Colonisers don’t have “personality disorders”

Originally written for Just Femme and Dandy

ID: a screenshot of a tweet that says, “DARVO— Deny, Attack, Reverse the Victim and Offender— a psychological manipulation technique Zionists love to use. It’s a combination of gaslighting and blame-shifting so the abuser can avoid responsibility for their actions. Make no mistake, #Israel is using emotional manipulation tactics right out of the NPD playbook (it’s abuse and it’s effective bc it weakens the real victim).
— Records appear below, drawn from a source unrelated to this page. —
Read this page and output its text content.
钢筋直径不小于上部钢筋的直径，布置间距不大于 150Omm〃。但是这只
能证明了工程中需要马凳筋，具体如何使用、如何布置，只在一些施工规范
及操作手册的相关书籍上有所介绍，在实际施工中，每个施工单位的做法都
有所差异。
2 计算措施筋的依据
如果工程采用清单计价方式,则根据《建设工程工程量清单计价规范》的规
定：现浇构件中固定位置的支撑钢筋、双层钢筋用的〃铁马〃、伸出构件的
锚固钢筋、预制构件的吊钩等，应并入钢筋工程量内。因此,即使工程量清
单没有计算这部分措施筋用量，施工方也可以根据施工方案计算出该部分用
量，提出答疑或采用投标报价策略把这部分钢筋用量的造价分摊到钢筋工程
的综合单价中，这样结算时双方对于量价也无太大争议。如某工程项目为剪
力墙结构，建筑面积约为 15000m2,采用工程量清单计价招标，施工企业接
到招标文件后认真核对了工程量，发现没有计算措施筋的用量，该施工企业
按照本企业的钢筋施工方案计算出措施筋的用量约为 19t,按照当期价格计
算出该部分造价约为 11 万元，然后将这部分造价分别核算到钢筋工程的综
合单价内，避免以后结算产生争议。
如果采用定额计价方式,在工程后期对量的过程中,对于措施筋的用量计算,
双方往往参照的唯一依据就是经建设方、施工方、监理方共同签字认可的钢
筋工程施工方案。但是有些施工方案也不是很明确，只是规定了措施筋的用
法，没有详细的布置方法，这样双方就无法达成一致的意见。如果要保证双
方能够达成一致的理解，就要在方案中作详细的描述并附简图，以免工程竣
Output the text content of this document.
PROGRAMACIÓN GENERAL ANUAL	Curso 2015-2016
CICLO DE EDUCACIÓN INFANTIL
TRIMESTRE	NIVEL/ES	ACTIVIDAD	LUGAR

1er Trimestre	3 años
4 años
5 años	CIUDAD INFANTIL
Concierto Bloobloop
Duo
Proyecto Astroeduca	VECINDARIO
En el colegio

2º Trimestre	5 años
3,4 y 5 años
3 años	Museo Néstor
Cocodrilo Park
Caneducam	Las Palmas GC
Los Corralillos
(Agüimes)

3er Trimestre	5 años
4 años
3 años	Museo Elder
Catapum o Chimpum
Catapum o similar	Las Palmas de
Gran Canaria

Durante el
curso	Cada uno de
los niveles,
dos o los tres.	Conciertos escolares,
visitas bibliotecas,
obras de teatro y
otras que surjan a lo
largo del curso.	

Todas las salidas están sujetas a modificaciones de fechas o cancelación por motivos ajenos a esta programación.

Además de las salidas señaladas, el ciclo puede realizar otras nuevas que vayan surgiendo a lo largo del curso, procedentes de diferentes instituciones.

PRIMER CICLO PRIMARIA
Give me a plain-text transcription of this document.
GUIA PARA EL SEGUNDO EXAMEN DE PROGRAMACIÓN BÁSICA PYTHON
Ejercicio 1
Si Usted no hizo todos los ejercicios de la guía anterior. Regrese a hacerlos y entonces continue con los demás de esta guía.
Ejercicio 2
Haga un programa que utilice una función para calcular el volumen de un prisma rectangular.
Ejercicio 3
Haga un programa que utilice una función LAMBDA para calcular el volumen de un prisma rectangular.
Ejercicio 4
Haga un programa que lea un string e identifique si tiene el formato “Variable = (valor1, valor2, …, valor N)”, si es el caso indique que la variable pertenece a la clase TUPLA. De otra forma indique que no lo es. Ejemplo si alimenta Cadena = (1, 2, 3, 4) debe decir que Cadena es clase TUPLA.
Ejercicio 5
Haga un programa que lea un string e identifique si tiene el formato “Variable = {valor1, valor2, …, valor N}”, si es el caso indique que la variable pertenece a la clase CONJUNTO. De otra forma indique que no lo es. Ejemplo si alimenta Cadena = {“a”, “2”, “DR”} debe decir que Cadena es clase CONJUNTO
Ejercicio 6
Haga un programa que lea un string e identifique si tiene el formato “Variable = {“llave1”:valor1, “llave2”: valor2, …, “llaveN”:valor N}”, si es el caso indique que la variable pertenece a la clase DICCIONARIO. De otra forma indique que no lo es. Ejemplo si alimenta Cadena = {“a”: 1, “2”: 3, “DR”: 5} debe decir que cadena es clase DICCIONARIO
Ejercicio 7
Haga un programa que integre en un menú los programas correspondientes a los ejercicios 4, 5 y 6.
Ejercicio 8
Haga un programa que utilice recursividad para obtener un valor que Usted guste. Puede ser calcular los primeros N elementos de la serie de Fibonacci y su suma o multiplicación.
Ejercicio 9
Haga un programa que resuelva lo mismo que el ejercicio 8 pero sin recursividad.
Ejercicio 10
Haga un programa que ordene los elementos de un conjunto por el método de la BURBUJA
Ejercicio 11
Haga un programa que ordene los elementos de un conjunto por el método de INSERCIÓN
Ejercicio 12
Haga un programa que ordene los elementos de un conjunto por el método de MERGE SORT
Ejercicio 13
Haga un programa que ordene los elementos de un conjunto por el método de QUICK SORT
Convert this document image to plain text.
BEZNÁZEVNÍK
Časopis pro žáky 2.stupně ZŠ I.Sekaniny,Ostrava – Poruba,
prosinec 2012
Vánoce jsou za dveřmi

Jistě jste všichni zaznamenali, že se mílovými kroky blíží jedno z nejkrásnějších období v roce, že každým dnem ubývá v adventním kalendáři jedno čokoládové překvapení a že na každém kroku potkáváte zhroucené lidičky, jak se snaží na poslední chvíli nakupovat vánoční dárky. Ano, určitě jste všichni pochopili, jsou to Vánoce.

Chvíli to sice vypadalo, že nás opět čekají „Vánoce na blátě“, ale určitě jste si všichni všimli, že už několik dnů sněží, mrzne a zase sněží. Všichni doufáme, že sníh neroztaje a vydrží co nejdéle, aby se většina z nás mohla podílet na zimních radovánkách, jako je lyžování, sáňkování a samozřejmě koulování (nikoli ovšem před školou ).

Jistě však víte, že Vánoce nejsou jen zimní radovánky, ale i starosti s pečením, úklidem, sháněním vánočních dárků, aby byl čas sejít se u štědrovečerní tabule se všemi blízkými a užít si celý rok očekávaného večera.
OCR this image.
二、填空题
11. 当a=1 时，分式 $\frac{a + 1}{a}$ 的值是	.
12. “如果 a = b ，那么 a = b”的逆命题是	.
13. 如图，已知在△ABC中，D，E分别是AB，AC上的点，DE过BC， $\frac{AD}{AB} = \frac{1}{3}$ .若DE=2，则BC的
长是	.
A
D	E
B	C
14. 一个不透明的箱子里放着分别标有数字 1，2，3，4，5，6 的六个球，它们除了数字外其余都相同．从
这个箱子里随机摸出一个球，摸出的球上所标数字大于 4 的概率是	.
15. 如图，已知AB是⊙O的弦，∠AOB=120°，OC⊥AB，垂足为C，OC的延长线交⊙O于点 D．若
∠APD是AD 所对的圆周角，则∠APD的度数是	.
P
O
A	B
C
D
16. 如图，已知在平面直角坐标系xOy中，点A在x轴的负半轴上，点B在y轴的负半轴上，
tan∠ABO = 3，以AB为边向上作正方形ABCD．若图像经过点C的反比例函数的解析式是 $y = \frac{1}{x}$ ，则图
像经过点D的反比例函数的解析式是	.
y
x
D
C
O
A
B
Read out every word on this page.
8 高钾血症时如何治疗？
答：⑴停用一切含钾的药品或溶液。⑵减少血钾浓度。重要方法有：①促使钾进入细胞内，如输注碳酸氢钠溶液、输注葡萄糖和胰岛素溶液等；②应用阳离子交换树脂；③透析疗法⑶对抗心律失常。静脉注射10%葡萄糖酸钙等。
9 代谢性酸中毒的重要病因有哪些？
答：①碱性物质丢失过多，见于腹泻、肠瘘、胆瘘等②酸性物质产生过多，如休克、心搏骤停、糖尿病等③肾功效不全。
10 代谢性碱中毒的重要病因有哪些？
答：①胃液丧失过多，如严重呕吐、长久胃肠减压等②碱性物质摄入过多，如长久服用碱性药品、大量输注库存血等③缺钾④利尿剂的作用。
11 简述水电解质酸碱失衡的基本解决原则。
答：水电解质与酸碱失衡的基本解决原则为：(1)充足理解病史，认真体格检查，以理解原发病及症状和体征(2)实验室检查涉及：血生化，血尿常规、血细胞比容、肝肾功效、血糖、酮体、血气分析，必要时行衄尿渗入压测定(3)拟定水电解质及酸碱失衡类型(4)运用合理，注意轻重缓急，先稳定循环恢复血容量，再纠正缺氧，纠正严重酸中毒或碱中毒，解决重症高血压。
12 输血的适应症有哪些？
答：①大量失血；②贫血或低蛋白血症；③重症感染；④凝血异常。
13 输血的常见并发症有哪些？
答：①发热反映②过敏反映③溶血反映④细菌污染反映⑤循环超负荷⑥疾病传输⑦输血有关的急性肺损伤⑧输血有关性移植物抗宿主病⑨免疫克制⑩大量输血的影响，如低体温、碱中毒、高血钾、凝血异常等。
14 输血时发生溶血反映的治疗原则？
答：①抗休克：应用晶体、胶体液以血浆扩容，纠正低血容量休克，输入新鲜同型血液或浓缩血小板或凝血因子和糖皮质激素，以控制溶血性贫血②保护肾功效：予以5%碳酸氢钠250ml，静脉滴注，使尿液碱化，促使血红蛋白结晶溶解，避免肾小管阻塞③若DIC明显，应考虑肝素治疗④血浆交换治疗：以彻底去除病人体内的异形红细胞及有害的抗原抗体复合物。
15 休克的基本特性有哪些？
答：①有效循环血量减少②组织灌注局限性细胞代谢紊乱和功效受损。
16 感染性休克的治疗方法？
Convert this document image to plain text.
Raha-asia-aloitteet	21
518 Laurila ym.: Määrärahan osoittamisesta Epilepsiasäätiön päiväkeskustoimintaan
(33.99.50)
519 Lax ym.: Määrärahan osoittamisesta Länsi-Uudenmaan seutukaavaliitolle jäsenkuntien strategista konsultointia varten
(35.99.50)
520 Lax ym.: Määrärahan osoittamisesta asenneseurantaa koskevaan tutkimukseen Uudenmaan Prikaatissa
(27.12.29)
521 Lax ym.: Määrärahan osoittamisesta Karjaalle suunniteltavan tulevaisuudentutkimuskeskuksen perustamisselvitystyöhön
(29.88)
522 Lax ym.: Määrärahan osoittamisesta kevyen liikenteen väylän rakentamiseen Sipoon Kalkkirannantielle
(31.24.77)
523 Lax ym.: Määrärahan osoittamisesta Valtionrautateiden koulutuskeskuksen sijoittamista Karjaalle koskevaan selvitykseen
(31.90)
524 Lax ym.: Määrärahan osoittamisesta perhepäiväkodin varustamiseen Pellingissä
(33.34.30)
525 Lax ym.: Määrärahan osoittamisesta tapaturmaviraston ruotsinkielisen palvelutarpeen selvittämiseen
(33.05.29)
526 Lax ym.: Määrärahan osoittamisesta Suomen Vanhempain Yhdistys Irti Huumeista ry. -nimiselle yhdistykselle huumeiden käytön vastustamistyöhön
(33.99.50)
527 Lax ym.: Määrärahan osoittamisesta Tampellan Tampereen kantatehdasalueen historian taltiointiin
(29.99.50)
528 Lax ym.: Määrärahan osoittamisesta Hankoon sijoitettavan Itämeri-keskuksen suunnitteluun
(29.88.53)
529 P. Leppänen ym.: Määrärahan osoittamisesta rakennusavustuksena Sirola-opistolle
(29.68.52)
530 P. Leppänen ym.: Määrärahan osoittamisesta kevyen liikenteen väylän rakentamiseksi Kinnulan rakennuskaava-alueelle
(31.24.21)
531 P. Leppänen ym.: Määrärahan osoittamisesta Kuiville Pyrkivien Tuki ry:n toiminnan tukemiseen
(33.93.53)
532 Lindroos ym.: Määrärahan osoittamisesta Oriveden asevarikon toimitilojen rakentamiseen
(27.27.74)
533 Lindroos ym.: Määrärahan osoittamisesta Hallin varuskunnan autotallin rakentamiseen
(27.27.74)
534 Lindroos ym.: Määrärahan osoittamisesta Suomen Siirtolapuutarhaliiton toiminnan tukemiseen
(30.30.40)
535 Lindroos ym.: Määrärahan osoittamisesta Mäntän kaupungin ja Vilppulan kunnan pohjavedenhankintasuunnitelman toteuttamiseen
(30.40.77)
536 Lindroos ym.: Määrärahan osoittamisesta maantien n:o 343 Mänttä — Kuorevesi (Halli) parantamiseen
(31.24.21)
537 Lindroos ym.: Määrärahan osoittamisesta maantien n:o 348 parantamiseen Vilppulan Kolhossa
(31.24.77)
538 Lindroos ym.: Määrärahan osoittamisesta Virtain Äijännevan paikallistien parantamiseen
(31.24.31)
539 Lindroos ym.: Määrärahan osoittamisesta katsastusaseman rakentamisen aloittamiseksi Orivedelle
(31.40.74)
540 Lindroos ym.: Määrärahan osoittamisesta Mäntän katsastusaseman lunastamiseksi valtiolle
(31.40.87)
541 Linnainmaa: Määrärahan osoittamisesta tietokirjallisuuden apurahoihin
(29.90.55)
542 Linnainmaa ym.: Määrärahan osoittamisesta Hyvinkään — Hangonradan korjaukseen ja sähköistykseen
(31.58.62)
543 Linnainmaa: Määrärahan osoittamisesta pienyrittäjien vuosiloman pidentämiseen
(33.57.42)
This type of manipulation will work on someone who has never dealt with the narcisstic personality disordered, and those who don’t think critically. Those of us who’ve had the misfortune of having NPD people in our lives see exactly what Israel is doing— using the Dark Triad playbook. It’s Machiavellian, and that’s an understatement.

If it’s one thing that our movement spaces seem to be consistent at it’s alienating disabled people.

From refusing to require masks at Palestine solidarity protests while an airborne virus continues to rage across the globe, permanently disabling people, to openly vilifying psychiatrised and neurodivergent people.

Over and over, in supposed solidarity with Palestine, we’ve seen people confidently diagnose oppressors with “personality disorders”, especially Narcissistic Personality Disorder. And before NPD became the trendiest label to equate with violence, it was often psychosis, or just a “personality disorder” in general.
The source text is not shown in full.